Ever since I started working with SQL Server back in 1992, the #1 requested feature that I kept hearing about was a separate date data type. SQL Server had a smalldatetime and a datetime but these included both date and time within the same type.
Having date and time often led to odd bugs or performance issues, where people didn't realize that times were included and tried to work with the values as dates.
In SQL Server 2005, the date data type was meant to be the poster-child for the new SQL CLR integration and there was a shiny new date data type built using it. But when we (the MVPs) looked at it, we all disliked it immensely. The main problem was that it didn't work with all the existing date-related functions. So the date data type was removed from the product before it shipped.
In SQL Server 2008, we got new intrinsic (standard built-in) data types for date and time (and a few interesting other ones), and they worked with the date-related functions. This was what was needed.

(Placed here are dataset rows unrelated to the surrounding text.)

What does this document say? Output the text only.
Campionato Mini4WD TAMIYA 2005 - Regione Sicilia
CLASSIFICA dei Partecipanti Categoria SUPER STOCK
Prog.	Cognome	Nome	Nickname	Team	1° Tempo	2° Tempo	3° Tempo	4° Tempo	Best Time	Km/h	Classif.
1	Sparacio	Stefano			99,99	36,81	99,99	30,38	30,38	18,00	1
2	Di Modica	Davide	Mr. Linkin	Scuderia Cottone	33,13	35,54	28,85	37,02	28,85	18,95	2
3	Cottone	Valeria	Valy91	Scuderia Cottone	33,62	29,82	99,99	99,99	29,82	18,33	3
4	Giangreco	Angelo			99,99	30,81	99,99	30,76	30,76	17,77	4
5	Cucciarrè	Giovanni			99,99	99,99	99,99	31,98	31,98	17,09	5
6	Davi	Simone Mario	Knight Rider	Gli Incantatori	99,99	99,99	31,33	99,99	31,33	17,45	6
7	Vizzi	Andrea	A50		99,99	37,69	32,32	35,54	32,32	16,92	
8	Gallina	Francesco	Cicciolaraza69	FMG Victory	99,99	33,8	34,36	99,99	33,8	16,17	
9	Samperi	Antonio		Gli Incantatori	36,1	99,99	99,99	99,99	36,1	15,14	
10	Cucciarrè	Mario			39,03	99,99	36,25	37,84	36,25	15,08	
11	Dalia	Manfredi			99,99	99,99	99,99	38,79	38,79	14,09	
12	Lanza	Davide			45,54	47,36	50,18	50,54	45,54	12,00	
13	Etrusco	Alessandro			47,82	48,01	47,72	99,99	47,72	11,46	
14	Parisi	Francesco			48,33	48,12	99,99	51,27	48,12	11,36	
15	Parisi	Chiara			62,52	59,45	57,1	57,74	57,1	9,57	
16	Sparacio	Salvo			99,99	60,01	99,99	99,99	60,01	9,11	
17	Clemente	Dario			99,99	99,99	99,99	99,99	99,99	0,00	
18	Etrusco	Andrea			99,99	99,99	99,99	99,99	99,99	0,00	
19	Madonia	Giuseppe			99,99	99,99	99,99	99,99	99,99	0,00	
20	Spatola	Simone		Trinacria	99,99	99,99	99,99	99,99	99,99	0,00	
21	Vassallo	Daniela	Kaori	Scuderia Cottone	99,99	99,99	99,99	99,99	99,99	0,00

However, there's a lot of code out there that was built before this data type existed, or was simply built with the wrong data type.
As part of our free SDU Tools collection, we have provided two ways to find columns that might be worth changing:
ListPotentialDateColumns looks at the names of the columns. If the names suggest that it's a date, but the data type is one that includes time, it'll flag the column as a potential. You can see it being used here:
In each case, the column name suggests that it's a date, but the data type says otherwise. That runs quite quickly as it's just looking at the column names and data types.
Harder to find are columns that are declared with a datetime, smalldatetime, datetime2, etc. yet don't contain any time values. To make these earlier to locate, we've built another tool.
ListPotentialDateColumnsByValue looks through all the values in a column. If the column only contains dates, it reports it:
Now that's obviously a bit slower as it has too look through all the data. After running this (for example), we know that the ValidFrom column in Sales.BuyingGroups only contains dates, without any time component. It's likely that it should have been a date column instead.